Güncelleme Tarihi:
Orada sessiz sedasız bir oyun oynanıyor uzakta. Oysa anlattığı hikaye içinde hikayeler, hiç de uzak değil hiçbirimize; tersine tam da çevremizde, yanımızda, içimizde yaşadığımız, tanık olduğumuz, bizim hikayelerimiz. Ama oyun hiç demiyor ki “Bu senin hikayen!” Hiç anmıyor bile adını, gözümüze sokmuyor, Mahsun Kırmızıgül’ün kulakları çınlasın, en ufak bir mesaj cümlesi bile kurmuyor, “Bak, bu sorun ancak böyle hallolur” topuna ise hiç girmiyor.

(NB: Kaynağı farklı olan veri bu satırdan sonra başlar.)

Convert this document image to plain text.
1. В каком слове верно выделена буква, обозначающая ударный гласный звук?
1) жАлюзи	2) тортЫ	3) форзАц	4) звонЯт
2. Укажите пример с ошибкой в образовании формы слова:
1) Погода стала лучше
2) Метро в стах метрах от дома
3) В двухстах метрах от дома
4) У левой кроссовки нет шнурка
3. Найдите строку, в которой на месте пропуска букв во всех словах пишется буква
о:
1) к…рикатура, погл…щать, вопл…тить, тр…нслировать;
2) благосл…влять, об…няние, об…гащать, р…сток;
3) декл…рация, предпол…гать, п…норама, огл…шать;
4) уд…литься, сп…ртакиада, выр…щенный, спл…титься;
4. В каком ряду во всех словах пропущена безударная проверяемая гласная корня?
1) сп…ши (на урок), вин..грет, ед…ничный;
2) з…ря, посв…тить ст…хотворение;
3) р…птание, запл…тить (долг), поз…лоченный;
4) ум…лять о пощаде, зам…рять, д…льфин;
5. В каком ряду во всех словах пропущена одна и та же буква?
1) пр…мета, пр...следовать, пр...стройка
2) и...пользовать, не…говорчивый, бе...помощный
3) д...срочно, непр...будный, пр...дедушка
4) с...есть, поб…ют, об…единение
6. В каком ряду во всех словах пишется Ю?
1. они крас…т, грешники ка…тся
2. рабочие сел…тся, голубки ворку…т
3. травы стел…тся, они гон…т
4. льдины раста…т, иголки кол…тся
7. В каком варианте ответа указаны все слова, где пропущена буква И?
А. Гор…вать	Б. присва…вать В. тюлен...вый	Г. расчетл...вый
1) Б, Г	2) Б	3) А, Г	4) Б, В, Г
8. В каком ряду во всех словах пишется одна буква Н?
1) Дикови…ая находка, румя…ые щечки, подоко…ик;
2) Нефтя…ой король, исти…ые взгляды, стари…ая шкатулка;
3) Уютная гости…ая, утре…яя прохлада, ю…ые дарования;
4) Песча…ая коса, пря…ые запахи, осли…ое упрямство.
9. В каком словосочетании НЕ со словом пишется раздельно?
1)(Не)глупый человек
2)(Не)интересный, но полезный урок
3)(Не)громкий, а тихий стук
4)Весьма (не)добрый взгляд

SEKİZ KADIN AYNI HİKAYE / FOTOGALERİ
Sahne üstünde üç kuşaktan 8 önemli kadın oyuncu, sahne arkasında da bir o kadarı, sadece yaşıyor, anlatmıyorlar bile. Hatta ne yaşadıklarının farkında değil gibiler. Olup bitenden kendi hikayesini, hikayelerimizi çıkarma işini seyirciye bırakıyorlar. Uyanıksa seyirci, hemen anlıyor hepimizin yaşadığı, alabildiğine sıradan oyunun aslında ne olduğunu… Tıpkı hayatın gerçek sahnesindeki gibi; pek çok şiddet türünü farkında olmadan yaşayan kadınlar, duruma uyanan ya da çoğunlukla uyanamayan seyirciler ve bütün bunların fark edilmesini sağlamaya çalışan sahne önü ve arkasındakiler…
BAŞARILI BİR KARA KOMEDİ
Dekor taşıma, yerleştirme gibi konularda yardımcı olan birkaç iyi erkeğe haksızlık etmek istemem ama ekibinin tümü kadınlardan oluşan “Düğün”, uzun ve başarılı bir tiyatro kariyerine sahip Tilbe Saran’ın ilk yönetmenlik denemesi. Ödüllü oyun yazarı Ayşe Bayramoğlu yazmış, sahne tasarımı Başak Özdoğan, ışık tasarımı Ayşe Ayter, müzikler Serpil Günseli’ye ait. Yaratıcıları ve oyuncuları gayet naif, iddiasız, mütevazı görünüyorlar, ancak ortaya çıkardıkları, gayet profesyonel ve iddialı bir iş. Oyun, sıkıcı, üzücü, öfke uyandırıcı bir sorun olan şiddete kara komedi gözlüğüyle bakarken, en temel noktalara inanılmaz isabetli atışlar yapıyor. Hesaplaşıyor, yüzleşiyor, adaletsizlikleri sorguluyor, ahlakı, aileyi, şiddeti her yönüyle masaya yatırıyor, itiraf ediyor, iç döküyor, günah çıkarıyor. Ve güleriz ağlanacak halimize misali, gözyaşından kahkahaya savuruyor seyirciyi. Yıllardır tiyatronun öldüğüne inanıp gitmeyenleri de utandırıyor bu arada.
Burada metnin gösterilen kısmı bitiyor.